Until I can make use of tokens, my best way to estimate the # of anon editors is by looking for unique IP addresses and user agents over time using the cu_chamges table (see mw:Extension:CheckUser). --Halfak (WMF) (talk) 15:52, 3 April 2014 (UTC)[reply]


Created project repo: https://github.com/halfak/Anonymous-phenomena

I'm hoping to use this for all anon studies -- not just the current one. --Halfak (WMF) (talk) 15:55, 3 April 2014 (UTC)[reply]


I made the following figure to make sure that the timeline of the experiment was clear (assuming two week observation period):

The timeline of experimentation and observation is presented.
Timeline. The timeline of experimentation and observation is presented.

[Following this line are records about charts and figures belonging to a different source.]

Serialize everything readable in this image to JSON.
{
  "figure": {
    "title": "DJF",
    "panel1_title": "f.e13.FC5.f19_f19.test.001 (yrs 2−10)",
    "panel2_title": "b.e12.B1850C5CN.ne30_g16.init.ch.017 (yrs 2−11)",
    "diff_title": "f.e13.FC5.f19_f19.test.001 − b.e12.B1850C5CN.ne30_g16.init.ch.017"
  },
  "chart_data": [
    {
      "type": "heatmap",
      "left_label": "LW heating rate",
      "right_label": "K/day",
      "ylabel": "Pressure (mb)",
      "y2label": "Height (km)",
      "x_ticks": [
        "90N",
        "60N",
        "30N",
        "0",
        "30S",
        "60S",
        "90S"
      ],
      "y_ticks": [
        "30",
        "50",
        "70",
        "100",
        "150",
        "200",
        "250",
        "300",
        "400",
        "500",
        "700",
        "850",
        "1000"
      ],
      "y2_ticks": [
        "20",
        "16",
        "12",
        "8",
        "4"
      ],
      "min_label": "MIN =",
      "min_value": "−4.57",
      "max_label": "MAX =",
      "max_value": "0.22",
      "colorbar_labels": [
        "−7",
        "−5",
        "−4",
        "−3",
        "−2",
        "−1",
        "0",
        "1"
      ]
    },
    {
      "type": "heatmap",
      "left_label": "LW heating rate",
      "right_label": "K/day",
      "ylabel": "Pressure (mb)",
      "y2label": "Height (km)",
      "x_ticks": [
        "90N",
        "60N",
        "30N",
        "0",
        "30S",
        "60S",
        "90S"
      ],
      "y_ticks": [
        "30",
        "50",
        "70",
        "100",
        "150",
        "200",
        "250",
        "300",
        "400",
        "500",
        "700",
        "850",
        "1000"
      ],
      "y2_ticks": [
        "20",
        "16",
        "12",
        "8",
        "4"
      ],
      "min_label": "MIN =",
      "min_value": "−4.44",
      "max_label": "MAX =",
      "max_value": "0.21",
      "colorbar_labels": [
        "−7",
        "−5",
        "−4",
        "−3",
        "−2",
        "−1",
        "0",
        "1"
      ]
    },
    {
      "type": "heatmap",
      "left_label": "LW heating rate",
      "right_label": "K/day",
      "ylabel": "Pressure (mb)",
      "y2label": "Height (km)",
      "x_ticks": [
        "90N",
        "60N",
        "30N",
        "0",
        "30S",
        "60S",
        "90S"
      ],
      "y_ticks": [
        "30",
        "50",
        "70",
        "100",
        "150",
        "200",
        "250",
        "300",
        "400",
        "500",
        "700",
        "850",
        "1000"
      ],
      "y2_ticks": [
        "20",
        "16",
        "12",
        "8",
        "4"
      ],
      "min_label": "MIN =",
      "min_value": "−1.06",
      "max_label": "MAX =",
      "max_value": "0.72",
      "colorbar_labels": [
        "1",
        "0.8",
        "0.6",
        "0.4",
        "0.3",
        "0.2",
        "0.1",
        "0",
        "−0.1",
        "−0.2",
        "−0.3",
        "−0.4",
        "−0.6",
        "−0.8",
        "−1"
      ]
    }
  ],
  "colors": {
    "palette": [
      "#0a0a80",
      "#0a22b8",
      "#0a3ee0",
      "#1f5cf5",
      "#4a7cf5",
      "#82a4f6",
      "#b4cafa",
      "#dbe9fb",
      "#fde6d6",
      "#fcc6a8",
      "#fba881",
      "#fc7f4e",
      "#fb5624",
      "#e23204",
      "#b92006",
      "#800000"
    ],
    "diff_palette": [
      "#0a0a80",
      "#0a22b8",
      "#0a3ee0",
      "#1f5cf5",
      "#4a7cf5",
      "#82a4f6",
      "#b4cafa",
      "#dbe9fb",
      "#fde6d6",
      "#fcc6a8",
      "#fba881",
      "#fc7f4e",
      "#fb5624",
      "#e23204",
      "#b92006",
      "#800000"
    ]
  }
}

I'll have to modify it when I'm done with the power analysis. --Halfak (WMF) (talk) 15:55, 3 April 2014 (UTC)[reply]


> SELECT
    ->     COUNT(*) AS ip_agent_count,
    ->     COUNT(DISTINCT cuc_ip) AS ip_count
    -> FROM (
    ->     SELECT
    ->         cuc_ip,
    ->         cuc_agent
    ->     FROM cu_changes
    ->     WHERE
    ->         cuc_user = 0 AND
    ->         cuc_timestamp BETWEEN "20140325" AND "20140401"
    ->     GROUP BY 1,2
    -> ) AS unique_ip_agent;
+----------------+----------+
| ip_agent_count | ip_count |
+----------------+----------+
|          97847 |    92969 |
+----------------+----------+
1 row in set (5.15 sec)

So, if IP or IP/Agent is a good way of estimating the # of users, it looks like we'll have about 92k-97k anons to work with in one week of experimentation. We might even get twice that many attempting to edit. We don't want to do less than a week due to the periodic nature of weekends and weekdays. Time to update the experiment duration to reflect a week. --Halfak (WMF) (talk) 21:03, 3 April 2014 (UTC)[reply]